TV-PEOPLE


Edmundo Cordeiro

Os últimos acontecimentos televisivos foram vistos por milhões de portugueses com fascínio e repúdio. (Não sabemos em que proporções, nem de que forma misturada.) Tratou-se, aparentemente, de algo novo no tipo de violência habitualmente infligida àqueles que o medium devora, retirando-lhes agora, pelo menos a uma parte, qualquer miragem de lucro narcísico. Isto só vem demonstrar que a televisão (a "técnica") é incontrolável. Ela nem é controlável, nem é auto-controlável, dado que a sua essência é o controlo. Não há nenhuma explicação clássica, política ou económica, para o que se passa. Tudo isto foi há muito "anunciado" e tudo isto é banal planetariamente. A única explicação é o próprio controlo, evidentemente, a começar pela sua versão, limitada, de "controlo de audiências".

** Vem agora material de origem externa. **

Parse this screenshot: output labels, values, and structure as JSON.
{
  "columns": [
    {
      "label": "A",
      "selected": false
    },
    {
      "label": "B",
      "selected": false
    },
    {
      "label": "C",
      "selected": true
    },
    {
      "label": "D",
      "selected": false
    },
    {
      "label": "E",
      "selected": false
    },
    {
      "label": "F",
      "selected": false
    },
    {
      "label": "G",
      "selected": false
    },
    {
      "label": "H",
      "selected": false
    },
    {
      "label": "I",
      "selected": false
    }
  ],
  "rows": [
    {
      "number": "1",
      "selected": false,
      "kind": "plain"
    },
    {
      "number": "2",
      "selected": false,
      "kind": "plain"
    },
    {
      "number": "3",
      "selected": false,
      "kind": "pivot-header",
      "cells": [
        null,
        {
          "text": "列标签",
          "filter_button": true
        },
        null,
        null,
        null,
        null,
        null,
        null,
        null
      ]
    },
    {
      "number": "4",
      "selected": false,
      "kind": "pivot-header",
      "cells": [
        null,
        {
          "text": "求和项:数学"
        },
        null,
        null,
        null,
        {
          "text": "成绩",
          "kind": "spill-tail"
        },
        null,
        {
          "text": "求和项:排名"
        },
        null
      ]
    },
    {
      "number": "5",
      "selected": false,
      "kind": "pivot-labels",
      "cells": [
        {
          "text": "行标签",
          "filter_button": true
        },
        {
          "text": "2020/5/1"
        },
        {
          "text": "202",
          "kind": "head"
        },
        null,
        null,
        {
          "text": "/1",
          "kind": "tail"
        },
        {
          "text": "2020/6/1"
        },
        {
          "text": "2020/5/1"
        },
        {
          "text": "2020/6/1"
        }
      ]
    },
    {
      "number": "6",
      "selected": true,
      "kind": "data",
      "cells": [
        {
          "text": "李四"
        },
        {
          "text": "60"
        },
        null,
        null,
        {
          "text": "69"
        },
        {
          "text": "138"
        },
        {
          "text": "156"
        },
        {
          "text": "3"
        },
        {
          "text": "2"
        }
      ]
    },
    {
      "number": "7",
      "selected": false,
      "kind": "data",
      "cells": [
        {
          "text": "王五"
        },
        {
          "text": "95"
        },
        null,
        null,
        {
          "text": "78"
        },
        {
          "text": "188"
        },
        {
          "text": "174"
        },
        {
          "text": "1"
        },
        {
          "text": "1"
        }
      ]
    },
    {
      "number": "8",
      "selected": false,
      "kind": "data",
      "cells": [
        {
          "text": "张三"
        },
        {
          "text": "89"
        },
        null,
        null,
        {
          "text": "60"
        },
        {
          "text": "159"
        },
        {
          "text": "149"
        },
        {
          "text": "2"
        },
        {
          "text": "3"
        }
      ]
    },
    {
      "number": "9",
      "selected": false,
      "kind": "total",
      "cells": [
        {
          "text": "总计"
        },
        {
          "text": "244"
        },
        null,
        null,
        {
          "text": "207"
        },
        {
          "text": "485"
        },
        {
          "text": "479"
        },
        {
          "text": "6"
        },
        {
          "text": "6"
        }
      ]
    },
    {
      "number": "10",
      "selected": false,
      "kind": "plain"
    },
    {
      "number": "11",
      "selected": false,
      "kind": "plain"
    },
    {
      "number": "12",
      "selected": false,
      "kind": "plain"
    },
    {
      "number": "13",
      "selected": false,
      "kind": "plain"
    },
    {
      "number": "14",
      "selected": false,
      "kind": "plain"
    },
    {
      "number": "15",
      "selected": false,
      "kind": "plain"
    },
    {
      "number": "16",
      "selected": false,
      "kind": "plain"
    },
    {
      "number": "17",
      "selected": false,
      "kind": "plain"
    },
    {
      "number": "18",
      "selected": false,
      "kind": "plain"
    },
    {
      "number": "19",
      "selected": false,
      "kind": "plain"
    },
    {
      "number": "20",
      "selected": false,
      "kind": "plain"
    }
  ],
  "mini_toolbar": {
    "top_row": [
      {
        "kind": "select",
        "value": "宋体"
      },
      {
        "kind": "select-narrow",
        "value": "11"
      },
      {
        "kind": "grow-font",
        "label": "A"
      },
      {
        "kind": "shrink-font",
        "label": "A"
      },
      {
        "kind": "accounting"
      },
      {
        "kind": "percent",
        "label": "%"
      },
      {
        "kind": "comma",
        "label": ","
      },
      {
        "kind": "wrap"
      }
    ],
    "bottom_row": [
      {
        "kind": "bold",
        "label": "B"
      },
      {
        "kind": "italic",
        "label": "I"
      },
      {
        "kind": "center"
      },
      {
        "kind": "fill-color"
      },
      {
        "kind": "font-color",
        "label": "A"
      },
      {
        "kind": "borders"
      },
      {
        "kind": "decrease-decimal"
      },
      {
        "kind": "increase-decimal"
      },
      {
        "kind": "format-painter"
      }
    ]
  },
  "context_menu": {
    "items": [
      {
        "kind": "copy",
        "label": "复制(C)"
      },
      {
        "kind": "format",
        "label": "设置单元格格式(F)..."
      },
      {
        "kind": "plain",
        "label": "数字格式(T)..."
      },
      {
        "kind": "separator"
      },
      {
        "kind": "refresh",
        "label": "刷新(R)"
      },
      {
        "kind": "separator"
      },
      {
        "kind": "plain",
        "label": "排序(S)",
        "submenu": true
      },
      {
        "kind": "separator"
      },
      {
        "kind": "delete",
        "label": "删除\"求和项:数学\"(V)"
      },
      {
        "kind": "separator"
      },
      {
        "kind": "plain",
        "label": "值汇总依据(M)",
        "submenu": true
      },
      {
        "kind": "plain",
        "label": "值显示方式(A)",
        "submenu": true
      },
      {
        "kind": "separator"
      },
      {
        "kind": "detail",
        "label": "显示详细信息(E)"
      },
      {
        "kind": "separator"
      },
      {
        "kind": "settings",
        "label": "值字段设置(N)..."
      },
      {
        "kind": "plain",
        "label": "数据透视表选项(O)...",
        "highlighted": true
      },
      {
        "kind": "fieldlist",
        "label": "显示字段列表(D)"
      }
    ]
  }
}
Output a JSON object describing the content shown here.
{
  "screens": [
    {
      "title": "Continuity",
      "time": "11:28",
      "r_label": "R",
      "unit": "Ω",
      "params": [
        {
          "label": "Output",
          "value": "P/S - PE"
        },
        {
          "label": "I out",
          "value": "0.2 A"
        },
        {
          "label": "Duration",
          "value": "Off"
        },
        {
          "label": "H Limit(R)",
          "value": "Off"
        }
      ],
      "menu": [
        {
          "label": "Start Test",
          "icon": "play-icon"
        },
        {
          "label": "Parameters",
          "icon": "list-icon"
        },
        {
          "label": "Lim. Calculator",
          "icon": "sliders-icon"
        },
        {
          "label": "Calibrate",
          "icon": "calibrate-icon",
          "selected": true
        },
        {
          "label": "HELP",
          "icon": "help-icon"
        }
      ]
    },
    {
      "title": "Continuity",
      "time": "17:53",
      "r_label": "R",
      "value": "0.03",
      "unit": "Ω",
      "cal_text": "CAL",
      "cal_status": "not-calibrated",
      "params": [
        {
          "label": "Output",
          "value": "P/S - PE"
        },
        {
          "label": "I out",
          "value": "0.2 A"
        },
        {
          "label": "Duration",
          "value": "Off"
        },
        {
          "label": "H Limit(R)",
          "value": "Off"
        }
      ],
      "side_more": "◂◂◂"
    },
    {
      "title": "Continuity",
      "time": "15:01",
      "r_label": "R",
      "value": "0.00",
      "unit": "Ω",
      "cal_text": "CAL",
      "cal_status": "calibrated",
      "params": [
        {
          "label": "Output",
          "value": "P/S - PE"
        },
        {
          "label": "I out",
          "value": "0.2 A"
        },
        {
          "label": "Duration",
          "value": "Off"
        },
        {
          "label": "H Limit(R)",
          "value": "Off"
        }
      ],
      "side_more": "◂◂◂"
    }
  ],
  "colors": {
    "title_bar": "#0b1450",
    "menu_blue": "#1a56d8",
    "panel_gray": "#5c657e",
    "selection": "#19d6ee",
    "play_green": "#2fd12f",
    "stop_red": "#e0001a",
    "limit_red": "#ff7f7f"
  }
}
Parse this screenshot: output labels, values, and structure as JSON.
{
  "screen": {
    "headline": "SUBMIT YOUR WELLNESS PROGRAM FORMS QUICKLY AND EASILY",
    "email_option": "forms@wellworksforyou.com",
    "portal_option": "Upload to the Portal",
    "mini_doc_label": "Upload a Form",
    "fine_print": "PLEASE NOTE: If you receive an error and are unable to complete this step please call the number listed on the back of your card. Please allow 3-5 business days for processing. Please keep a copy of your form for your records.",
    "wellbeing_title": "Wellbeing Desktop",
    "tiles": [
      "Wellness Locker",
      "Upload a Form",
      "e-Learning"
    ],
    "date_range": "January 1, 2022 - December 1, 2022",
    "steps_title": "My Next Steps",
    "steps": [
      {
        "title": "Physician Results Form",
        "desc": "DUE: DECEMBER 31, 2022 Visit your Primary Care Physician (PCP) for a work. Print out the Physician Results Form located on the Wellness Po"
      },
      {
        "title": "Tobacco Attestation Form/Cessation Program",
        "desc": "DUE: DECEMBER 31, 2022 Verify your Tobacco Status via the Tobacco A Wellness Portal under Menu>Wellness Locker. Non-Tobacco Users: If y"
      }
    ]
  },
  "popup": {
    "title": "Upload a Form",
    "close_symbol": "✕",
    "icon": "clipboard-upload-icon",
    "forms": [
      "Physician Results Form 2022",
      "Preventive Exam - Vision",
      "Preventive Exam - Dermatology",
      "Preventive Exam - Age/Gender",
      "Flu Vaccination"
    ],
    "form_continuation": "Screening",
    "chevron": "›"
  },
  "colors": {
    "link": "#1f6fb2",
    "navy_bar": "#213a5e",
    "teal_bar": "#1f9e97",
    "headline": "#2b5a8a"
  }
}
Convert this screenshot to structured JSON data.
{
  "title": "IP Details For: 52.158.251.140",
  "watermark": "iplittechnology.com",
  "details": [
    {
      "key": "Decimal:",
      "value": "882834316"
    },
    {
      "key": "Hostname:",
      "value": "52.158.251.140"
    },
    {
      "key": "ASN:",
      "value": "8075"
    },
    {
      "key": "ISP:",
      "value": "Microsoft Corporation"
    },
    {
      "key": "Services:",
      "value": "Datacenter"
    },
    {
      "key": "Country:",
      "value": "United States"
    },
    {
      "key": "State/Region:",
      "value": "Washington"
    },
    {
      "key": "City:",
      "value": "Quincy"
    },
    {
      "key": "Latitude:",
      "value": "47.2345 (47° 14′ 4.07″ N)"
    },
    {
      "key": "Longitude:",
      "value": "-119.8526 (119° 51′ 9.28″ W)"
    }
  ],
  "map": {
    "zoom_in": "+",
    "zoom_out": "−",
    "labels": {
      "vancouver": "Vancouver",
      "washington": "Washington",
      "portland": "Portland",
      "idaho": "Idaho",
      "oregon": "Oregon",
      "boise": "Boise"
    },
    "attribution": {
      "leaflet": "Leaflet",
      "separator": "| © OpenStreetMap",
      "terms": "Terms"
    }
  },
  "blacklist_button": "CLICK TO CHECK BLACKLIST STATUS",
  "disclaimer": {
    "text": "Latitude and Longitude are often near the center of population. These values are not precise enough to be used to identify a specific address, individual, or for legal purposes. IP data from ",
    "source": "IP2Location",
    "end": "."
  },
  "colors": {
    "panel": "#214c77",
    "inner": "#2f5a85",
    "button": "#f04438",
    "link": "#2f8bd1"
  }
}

"Audiência" é o modo como os homens se determinam no espaço televisivo do controlo. Chamemos TV-PEOPLE não só aos que são devorados "dentro" da televisão, mas a todos os que a "vêem", a todos os que "participam". Todos são requisitados, devorados e digeridos, e finalmente determinados como TV-PEOPLE. Devorados, energia do processo - e não "alienados". (Não se pode colocar um Berlusconi no topo da hierarquia. No espaço do controlo, ele desempenha somente o seu papel, fala a linguagem, não a controla.)

Também as palavras são devoradas. Nenhuma das palavras de repúdio consegue dizer - controlar - o que se passou. Todos os balbucios da "lei", da "decência", do "pudor", da "dignidade", passando pelos aparentemente mais "racionais", como os da "auto-regulação", ficam aquém do que se passa. No espaço do controlo televisivo, lei, decência, pudor, dignidade, auto-regulação, volvem-se em TV-WORDS.

De resto, imaginar uma televisão da "lei", da "decência", da "dignidade", etc., significa imaginar uma televisão "melhor". Ora, nem isso é "melhor", nem é disso que se trata. "Seja como for - diz Bragança de Miranda -, não se deve confundir o dispositivo com as suas formas concretas." Quer dizer, não é a televisão que é a essência do controlo - como admitem, sem o pensar, os que a querem legislar e moralizar -, mas sim o contrário.